REVIEW: Eminem, The Slim Shady LP (Aftermath/Interscope)
- Joe Silva
What can a white-boy from East Detroit operating behind a cartoonish facade do about making rap music fun again? A lot if he's assisted by Dr. Dre and a few consecutive weeks of high MTV rotation. Built upon a set of goofy storylines and a few catchy tracks, what da Comic and da Chronic have wrought here is a small triumph full of attitude and rap acumen.
As freestylin' as he wants to be, and as good-humored as the Digital Underground used to be, Marshall Mathers a.k.a. Eminem makes a semi-pop occasion out of his second LP. The uncensored version of the hit "My Name Is" tells most of the tale: Long ostracized and bullied for his lack of color, he ran a tough minimum-wage race to be heard by his urban peers. Now he can poke fun at Mr. N.W.A. himself as he tells tales of his rise to notoriety.

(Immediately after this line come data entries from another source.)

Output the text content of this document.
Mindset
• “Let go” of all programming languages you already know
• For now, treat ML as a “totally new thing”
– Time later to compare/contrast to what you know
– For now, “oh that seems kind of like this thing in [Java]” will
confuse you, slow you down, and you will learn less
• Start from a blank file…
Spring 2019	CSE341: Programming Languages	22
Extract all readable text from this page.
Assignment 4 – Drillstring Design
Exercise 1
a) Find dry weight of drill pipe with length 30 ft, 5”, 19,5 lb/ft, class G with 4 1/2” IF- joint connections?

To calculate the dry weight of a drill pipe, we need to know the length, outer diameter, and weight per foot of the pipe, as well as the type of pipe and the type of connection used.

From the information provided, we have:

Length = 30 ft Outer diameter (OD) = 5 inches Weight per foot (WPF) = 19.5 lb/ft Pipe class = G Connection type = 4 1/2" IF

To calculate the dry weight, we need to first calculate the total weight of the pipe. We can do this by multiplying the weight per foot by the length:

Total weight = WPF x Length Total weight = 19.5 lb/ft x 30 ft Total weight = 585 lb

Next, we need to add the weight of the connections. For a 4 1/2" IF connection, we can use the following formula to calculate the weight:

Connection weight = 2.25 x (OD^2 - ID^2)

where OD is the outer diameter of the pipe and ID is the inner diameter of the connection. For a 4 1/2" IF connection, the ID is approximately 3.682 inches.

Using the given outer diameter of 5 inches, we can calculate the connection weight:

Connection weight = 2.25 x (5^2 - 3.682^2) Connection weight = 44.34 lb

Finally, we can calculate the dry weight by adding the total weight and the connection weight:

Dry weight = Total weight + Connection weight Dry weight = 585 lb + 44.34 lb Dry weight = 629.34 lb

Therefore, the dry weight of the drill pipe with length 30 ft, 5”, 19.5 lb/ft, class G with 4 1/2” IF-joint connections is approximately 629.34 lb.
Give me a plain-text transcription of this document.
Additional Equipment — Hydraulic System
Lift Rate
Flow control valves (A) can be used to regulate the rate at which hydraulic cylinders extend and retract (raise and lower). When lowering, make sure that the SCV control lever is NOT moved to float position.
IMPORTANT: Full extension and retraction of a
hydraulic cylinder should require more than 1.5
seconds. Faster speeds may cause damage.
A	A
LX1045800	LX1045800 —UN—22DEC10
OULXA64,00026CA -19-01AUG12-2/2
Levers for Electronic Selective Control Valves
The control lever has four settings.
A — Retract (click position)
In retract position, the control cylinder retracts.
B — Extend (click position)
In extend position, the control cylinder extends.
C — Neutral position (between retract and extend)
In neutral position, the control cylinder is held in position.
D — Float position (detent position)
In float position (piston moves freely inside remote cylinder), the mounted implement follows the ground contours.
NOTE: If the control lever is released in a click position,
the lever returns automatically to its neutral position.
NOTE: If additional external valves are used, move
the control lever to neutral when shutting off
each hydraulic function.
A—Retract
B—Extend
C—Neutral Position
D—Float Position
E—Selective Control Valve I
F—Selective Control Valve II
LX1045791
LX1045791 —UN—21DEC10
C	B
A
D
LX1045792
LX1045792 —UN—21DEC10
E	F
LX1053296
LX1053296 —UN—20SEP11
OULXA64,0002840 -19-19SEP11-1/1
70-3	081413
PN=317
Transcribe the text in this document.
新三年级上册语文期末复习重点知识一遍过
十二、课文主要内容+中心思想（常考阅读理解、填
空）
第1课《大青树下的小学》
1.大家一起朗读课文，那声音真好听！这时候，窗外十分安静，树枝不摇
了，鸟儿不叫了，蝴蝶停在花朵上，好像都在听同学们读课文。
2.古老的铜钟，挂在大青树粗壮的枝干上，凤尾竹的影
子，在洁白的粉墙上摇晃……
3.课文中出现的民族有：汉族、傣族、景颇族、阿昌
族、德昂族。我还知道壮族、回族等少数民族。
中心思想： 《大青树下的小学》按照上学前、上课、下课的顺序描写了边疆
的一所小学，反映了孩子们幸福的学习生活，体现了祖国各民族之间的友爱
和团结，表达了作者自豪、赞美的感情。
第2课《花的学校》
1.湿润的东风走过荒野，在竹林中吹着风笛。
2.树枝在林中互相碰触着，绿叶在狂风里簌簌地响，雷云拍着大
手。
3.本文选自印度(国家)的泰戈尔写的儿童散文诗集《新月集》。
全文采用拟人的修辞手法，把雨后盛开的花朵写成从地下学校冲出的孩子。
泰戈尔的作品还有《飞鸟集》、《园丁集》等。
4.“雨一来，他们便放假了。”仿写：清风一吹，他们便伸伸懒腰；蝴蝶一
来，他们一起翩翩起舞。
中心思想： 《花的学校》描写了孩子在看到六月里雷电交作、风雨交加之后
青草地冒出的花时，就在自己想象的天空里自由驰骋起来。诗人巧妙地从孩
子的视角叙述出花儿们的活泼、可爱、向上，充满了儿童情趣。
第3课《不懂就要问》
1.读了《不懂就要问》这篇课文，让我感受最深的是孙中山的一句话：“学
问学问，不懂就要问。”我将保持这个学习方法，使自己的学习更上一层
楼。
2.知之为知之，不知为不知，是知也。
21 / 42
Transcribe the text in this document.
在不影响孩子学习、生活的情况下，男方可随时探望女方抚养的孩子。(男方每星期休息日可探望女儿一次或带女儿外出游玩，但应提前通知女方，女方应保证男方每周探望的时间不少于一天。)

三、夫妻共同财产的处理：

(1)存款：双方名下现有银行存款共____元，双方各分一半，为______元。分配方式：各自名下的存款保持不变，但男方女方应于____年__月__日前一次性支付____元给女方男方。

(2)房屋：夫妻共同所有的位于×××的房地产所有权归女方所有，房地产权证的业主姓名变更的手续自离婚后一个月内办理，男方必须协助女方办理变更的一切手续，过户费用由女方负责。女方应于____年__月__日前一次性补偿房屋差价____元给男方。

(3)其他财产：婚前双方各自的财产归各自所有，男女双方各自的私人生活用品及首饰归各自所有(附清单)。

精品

And if nothing else on the LP turns out to be as catchy as the single, the accounts of his surviving junior high ("Brain Damage"), taking his daughter along for her mother's final ride in the trunk ("'97 Bonnie & Clyde") and accidentally helping an alterna-chick O.D. on mushrooms are enough to keep your interest afloat for the duration. He ridicules the gangsta-by-numbers posture of the kids who insist on adapting their life to the records they spin ("Role Model"), but simultaneously takes the piss out of the parental advisory by recording one of his own.
With twenty tracks of four letter reprisal for those who've long dissed his efforts, this rapper isn't worried now about who or how he offends. Because for the moment, Eminem or Slim Shady or Marshall Mathers may be laughing the loudest. He's currently en route to a city near you.